L’avenir tout tracé d’Eurídice

L’histoire d’Eurídice se déroule à Rio de Janeiro dans les années 1940 à 1960. Cette femme au foyer qui a toujours voulu faire autre chose que ce qui lui était destiné constate que ses journées se résument principalement à préparer les repas de ses deux enfants et de son mari Antenor et à attendre leur retour à la maison. Toute jeune, son talent pour la flûte lui promettait un tout autre avenir, mais le refus catégorique de ses parents et la fugue de Guida, sa sœur aînée, ont pesé dans la balance, laissant ainsi peu de place à ses désirs à elle. Lorsque Guida s’est secrètement envolée avec Marcos par amour pour lui, Eurídice a cru bon d’éviter d’autres déceptions à son père. Elle est alors devenue ce que l’on attendait d’elle.

Mariée et étouffée par l’ennui, elle trouve un peu de réconfort dans la création de recettes de cuisine, dans la couture en offrant ses services au voisinage et, finalement, dans la littérature, attirant les regards désapprobateurs de tout le quartier. Une femme qui lit et qui écrit!

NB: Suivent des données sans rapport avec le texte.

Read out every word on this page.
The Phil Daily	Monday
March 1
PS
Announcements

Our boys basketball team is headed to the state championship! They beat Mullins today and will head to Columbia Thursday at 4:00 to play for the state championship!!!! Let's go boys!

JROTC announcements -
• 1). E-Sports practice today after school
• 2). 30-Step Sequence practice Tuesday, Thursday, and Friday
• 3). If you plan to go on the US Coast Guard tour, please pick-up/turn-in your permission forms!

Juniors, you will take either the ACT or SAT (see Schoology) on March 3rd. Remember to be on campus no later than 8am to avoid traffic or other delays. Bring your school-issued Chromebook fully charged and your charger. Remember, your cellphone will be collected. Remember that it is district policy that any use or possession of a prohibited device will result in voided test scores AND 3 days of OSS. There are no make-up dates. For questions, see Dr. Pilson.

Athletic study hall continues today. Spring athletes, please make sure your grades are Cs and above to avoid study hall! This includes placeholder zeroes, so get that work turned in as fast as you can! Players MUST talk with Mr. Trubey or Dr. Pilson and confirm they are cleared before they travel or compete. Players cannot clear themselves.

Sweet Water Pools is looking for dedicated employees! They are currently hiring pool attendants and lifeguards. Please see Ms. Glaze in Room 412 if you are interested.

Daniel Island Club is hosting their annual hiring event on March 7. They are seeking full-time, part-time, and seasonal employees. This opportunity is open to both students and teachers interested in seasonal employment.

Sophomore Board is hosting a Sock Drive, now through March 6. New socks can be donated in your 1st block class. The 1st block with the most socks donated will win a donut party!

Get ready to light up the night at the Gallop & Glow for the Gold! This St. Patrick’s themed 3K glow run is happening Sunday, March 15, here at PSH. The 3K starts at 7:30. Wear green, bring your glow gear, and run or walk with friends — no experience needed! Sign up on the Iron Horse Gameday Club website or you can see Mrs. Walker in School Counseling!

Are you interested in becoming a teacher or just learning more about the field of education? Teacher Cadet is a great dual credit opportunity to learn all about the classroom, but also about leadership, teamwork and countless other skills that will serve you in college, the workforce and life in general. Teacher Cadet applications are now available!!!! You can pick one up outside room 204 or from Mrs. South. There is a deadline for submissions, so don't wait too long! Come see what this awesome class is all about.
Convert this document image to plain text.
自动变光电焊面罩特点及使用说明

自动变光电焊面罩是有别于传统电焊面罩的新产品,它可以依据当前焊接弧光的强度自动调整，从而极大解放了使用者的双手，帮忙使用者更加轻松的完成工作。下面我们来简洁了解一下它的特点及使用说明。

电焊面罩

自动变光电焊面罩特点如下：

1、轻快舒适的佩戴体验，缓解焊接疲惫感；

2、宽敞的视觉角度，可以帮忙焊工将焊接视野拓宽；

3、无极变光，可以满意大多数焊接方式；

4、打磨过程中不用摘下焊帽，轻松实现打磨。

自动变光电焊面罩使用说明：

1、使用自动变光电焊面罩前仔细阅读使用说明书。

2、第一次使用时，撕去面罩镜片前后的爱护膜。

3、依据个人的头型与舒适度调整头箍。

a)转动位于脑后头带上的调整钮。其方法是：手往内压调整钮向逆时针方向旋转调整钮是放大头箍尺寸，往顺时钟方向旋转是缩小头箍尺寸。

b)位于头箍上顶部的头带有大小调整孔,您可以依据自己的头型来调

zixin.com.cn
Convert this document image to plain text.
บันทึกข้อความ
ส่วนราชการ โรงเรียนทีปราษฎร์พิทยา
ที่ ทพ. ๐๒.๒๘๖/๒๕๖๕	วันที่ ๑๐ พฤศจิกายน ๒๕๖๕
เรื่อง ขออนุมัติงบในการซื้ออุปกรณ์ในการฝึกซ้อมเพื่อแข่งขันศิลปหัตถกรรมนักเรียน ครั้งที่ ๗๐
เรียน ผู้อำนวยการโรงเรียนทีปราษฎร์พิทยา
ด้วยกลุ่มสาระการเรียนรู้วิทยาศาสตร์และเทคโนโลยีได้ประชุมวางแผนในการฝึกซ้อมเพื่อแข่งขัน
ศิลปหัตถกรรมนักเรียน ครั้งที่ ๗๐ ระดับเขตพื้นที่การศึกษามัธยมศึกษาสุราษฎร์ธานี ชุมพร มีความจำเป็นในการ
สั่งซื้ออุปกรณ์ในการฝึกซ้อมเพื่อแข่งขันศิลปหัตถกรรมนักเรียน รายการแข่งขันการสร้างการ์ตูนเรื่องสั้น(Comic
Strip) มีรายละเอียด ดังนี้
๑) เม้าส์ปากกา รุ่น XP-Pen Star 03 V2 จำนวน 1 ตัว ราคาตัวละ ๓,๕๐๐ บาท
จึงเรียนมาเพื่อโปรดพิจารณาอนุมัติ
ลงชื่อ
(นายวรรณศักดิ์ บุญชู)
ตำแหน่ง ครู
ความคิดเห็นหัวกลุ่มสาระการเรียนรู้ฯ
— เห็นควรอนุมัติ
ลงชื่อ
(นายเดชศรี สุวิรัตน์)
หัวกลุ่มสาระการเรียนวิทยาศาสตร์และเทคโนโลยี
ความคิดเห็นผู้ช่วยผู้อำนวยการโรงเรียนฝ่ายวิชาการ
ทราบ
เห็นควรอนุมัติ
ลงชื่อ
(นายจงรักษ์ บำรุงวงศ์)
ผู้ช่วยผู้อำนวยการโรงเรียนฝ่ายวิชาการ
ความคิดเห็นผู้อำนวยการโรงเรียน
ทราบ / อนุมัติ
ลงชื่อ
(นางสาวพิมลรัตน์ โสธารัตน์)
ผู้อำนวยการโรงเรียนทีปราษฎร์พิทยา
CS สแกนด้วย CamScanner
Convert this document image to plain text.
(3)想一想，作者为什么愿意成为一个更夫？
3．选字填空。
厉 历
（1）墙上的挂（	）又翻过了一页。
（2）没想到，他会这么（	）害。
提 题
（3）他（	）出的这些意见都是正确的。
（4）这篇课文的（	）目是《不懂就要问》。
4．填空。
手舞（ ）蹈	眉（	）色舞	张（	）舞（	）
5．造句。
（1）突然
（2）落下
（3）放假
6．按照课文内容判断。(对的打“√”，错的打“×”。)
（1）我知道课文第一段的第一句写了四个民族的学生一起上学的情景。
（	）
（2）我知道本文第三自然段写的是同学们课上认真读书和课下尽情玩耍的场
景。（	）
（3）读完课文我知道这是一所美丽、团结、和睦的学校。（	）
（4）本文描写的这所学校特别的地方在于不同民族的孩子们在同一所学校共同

« Qui était-elle pour lire des auteurs compliqués et écrire autre chose que des recettes de pâtisserie? […] Tant d’arrogance de la part d’Eurídice ne pouvait s’expliquer que par la folie. » p. 224.

Bien qu’elle réussisse haut la main tout ce qu’elle entreprend, son mari fait preuve d’une grande indifférence à l’égard de ses projets lui rappelant ainsi son unique devoir : se consacrer à sa propre famille, ses enfants et lui plutôt qu’à de quelconques lubies.

Le portrait d’une société

Au-delà de l’histoire d’Eurídice et de Guida, nous avons accès à celle des autres personnages qui les côtoient de près ou de loin et même à celle de leurs ancêtres. Si au départ ces digressions m’ont dérangée dans ma lecture, ayant l’impression de perdre le fil, ce choix d’écriture s’est peu à peu justifié à la lecture du texte, car il permet d’offrir une vision de la société dans laquelle vivent les deux sœurs et de mieux comprendre l’attitude et les comportements de ces personnages envers elles.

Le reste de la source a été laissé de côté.